Review: Contempt



Lawyer Thane Banning has just been released from prison after serving five years for a murder he didn’t commit.

A free man due only to a legal technicality, Thane must clear his name, repair his fragile marriage, and rebuild the life he once cherished. But his efforts are complicated by death threats from the father of his alleged victim and the tidal wave of public outrage at his release.

As Thane begins to find footing in the free world, a former fellow inmate is accused of murder by the same DA who put Thane behind bars. The inmate reaches out to Thane, who is unable to resist the desperate plea for help. He takes the case, thereby pitting himself against the ruthless adversary who stole five years of his life. And this adversary has a grudge to settle.

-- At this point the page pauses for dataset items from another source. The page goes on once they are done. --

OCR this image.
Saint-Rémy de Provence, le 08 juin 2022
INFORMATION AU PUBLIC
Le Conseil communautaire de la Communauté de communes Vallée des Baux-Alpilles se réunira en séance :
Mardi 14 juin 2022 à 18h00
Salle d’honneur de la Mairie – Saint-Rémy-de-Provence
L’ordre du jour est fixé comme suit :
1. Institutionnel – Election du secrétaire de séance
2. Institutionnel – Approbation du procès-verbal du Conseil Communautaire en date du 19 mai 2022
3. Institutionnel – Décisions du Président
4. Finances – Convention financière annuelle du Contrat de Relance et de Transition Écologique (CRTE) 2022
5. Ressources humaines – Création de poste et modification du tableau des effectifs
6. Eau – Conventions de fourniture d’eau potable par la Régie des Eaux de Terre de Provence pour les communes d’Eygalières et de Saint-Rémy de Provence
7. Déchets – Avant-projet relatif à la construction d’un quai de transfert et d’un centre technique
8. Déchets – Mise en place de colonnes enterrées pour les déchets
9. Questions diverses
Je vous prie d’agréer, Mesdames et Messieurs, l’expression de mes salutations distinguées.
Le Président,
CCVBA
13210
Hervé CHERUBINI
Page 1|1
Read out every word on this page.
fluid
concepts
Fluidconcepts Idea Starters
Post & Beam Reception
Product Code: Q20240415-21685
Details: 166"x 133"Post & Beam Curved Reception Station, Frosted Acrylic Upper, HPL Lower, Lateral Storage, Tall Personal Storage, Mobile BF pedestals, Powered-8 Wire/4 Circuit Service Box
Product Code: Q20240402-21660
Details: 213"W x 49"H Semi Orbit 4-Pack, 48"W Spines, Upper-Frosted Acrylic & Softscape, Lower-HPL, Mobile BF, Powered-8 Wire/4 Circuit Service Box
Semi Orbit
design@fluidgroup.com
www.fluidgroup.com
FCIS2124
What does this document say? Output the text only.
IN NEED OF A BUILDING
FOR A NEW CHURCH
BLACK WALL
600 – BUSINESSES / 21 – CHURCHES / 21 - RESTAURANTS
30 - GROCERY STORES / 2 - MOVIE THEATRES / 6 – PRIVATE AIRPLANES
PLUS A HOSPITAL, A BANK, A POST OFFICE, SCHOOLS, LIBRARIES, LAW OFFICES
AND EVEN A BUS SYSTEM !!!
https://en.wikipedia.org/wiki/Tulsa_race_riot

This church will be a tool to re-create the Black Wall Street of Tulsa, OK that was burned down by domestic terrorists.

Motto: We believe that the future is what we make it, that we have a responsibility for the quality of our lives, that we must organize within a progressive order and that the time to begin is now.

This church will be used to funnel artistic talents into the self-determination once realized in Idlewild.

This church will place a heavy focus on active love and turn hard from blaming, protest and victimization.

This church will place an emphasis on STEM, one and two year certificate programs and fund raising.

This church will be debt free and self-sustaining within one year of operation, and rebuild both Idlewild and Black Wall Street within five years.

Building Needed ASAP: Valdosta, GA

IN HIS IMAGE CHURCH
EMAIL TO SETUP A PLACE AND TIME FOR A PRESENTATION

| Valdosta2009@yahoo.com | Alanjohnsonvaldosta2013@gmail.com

But prison has taught Thane a thing or two about survival, and the last time he played by the rules, he landed on death row. This time he’s staking it all – his marriage, his reputation, and even his life – on the outcome of the impending case. Thane is determined to do whatever it takes to uncover the truth, especially when startling links to his own conviction rise to the surface. But will he uncover the truth in time? 

Rating: 5-stars


Contempt by Michael Cordell is a dark and intriguing thriller. A man who once believed in good versus evil and in the law, is now a different man. He was convicted for a crime he never committed. Getting out of jail after 5-years, is a long time. A long time to plan revenge and get back at those who took law into their own hands. Thane is like Bourne. He’s a good man that was being used by others for their own benefit. Now, he’s on a mission to take them all down. Even if it means, breaking what he once upheld, Thane will break the bad guys for once and all. I was able to easily understand and feel sorry for Thane. I can’t imagine what that time was like. Dark and unexpected, Thane was punished for something he didn’t do. It’s hard not to root for him as he gets back for what happened to him. Overall, this book fits right in with the other big writers like John Grisham and James Patterson.